The ninth picture, "Return to the Origin," shows a mountain and a river. A novice practitioner sees mountains and rivers, but does not recognize them as such. Now the adept sees mountains as mountains, rivers as rivers. He has returned to the world. Everything exists but his attachments. There is no longer practice or no practice, wisdom or vexation. Everything is complete, everyone a Buddha and the environment a Buddha land.
Traditionally, we see a beggar and a ragged, big-bellied monk in the tenth picture. The beggar represents suffering, the monk a practitioner who has completed his practice. He has left the isolation of the mountain and returned to the world to help all beings. He has no vexations, but because others suffer he spontaneously provides help on the path to all needful beings.
I have talked about each ox herding picture, but there is an important point to add. People sometimes adopt a selfish viewpoint from these pictures, because they suggest that we practice until we attain Buddhahood before we even begin to help sentient beings. This is not the way of Buddhism or Ch'an. As soon as the Buddha's teachings begin to benefit you in your life, you must begin to help sentient beings. Even at the very first stage of ox herding, you should help others. Don't simply wait for Buddhahood.
Question: Is this gradual or sudden enlightenment?
Shih-fu: Going through these stages in order is not considered sudden enlightenment. It is best called gradual enlightenment. People who experience sudden enlightenment may share some of these experiences, but not necessarily in this order. The Sixth Patriarch (638-713), who taught before the Pictures were developed, never made reference to such a progression.
The Pictures are useful in representing the process of gradual enlightenment and are studied by practitioners in China and Japan.
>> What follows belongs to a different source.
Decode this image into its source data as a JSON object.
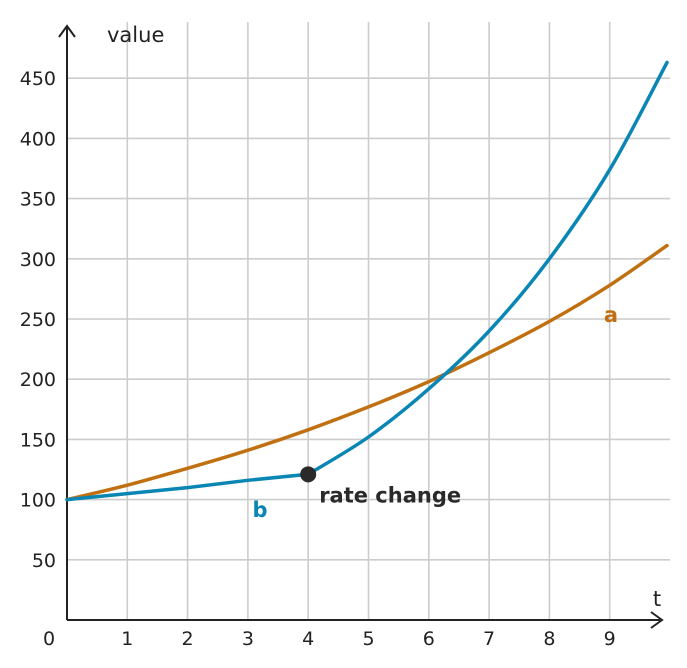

With faith, we can all seek the ox, Buddha-nature, within ourselves.
T'ien-tai Manuscripts for Meditation
A report on the seminar presented by Professor Dan Stevenson, by Steve Lane and Linda Peer
This September, Professor Dan Stevenson of the University of Kansas presented a two-and-one-half day seminar on t'ien-tai Buddhism as part of the Ch'an Center's Buddhist Studies program. Seminar participants were sent t'ien-tai texts and articles about t'ien tai beforehand, so that they would have a basic understanding of the subject.
Dr. Stevenson began by describing the history of the t'ien-tai school, according to Buddhist scholarship and according to the t'ien-tai school itself. He discussed the great t'ientai master Chih-i's organization and systematization of the sutras which had been translated into Chinese by his time (53 8-597). Chih-i wanted to show that the sutras are not contradictory, as they sometimes seem to be, but rather form a cohesive system which meets the needs and capacities of all sentient beings.
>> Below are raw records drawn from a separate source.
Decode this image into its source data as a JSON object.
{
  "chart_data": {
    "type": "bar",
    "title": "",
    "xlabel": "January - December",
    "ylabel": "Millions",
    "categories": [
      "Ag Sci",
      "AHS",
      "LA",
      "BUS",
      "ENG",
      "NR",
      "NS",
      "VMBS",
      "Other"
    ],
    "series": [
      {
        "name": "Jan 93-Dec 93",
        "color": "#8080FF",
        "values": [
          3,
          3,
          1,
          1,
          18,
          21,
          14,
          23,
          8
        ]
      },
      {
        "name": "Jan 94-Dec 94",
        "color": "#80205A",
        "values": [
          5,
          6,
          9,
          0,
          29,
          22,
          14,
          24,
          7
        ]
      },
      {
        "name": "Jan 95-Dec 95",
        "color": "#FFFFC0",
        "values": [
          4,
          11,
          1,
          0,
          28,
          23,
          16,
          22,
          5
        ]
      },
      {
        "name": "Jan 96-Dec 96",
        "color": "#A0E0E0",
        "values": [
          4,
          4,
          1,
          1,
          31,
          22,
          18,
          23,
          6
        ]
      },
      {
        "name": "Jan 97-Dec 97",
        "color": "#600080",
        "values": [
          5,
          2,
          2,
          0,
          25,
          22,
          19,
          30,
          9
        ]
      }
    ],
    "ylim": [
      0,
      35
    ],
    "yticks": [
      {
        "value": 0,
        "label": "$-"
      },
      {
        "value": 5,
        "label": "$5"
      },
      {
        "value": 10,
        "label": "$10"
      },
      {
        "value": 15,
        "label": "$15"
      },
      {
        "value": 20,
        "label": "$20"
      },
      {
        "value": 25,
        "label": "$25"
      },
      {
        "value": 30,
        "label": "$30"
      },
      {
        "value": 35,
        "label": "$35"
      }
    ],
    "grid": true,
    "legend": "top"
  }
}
T'ien-tai texts discuss meditation practices in great detail and have been used by many other schools of Buddhism, including Ch'an. On Saturday, Dr. Stevenson talked about these, based on the t'ien-tai text, T'ung Meng Chih Kuan. T'ien-tai emphasizes the development of chih (calming) and kuan (contemplation or observation) simultaneously and equally, and provides methods for practitioners of differing abilities. For practitioners of great capacity there is the "perfect and sudden" method, but for those of lesser capacity there are gradual methods.
The most popular segment of the seminar was the Sunday morning discourse on repentance in Tien-tai, and by extension in all of Mahayana Buddhism. Dr. Stevenson described both the practice of repentance and the manifestations, both good and bad, that can occur as karma is eliminated from the mind stream.